REPLY: Curtin on `Ghettoization'

Mel Page (PAGEM@ETSUARTS.EAST-TENN-ST.EDU)
Wed, 5 Apr 1995 13:18:12 GMT-5

From: Randall Pouwels, U of Central Arkansas
<RANDYP@cc1.uca.edu>
Date sent: 5 Apr 95 10:56:41 CST6CDT

In reading through the state of the debate on Curtin's opinion piece
concerning the "ghettoization" of African History, I'm pleasantly
surprized by the range of responses. However, I feel once again
motivated to poke my hand into the fire of political correctness in
response to some of the points raised.

1. [Stephen] Isabyire and others imply that African Africanists
should expect to land Africanist jobs in the American market over
white American Africanists, and that the refusal of some universities
to hire Africans is driven by racial considerations.

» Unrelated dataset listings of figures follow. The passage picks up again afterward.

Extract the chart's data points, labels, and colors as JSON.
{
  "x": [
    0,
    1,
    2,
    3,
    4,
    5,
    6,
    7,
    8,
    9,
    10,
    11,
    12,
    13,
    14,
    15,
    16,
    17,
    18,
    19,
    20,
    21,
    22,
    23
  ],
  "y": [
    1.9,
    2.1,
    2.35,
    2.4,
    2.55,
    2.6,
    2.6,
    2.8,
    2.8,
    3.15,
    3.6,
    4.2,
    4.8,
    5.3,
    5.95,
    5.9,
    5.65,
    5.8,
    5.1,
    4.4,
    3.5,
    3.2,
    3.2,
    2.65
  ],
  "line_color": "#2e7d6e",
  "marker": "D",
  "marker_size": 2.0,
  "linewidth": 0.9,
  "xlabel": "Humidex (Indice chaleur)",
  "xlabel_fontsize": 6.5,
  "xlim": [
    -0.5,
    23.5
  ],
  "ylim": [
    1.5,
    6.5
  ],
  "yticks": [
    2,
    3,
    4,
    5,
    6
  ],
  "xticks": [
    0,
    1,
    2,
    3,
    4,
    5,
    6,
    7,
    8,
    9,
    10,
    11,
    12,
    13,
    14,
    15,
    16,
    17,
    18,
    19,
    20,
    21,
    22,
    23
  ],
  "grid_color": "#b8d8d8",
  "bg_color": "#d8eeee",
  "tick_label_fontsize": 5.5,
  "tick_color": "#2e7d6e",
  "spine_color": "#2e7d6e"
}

A more likely
explanation is that immigration laws limit access to the American
job market to foreigners, especially where equally qualified
Americans might be eligible. Also, the point of AA/EOE is to help
disadvantaged Americans, not women and non-Caucasians of any
nationality. Universities that hire foreign scholars not only might
be violating immigration laws, but certainly are missing the purpose
of AA/EOE.

2. Chris Loew has raised an important point that part of the problem
has to do with the number of Ph.D. graduates in the job market.
However, his responses raise other questions. His and others' (e.g.
Spear) claim that most Africanist jobs go to white scholars beg the
question of evidence. How typical, for example, are Spears' figures
for Ph.D. programs in African History? More to the point, though, is
the point raised by some that we seem to be focussing our discussion
on African-Americans to the exclusion of other minorities and women.
How many jobs targetted for minorities have gone to white women for
the same ostensible reasons -- i.e. to create a slot in which any AA
hire can be "dumped"?

Loew's point that we cannot be blind to "the significance for
African History of ideas and practices attributing meaning to
'color'" again is an important one, and one with which all would have
to agree. However, I disagree with (what I consider to be) his
extreme views that we must give a "central place" to issues of race
in all our work. Yes, we must be aware of assumptions which might
have been conditioned into us by a world in which racism persistently
and subtly reappears. But is a white, male scholar more likely to be
subject to racially--and gender--conditioned biasses than other
scholars? Personally, I strongly doubt it. As for "ontological"
racism, I'm not sure he means. "Existential" racism, perhaps? Be that
as it may, he misses the point I tried to make that one should
approach the historical study of Africans as people living on an
existential plane that, ideally, extends evenly to them as it does to
other members of the species. When, for example, I study the history
of a society or people, be they African or non-African, their race is
not an issue to me (though race probably has conditioned past
historiographies of these peoples); I'm not conscious of their race;
nor am I predisposed to make assumptions about them on racial
grounds. I assume their humanity to be on the same existential plane
I inhabit, and their histories to be a part of the greater human
story.

3. Finally, Tim Burke makes the case with which I most agree. The
'ghettoization' of African history has not so much been a problem of
the 'ghettoization' of minorities and women, as the continued
marginalization of African History within the broader profession.
This is where racism has really asserted itself, i.e. the continued
treatment of Africans and their history as something apart from the
rest of the human race and its history. Hence, it's treated as
something into which AA hires are "dumped," as referred to above.
AA/EOE has to be extended outside African and African-American
History for it to continue having meaning and validity.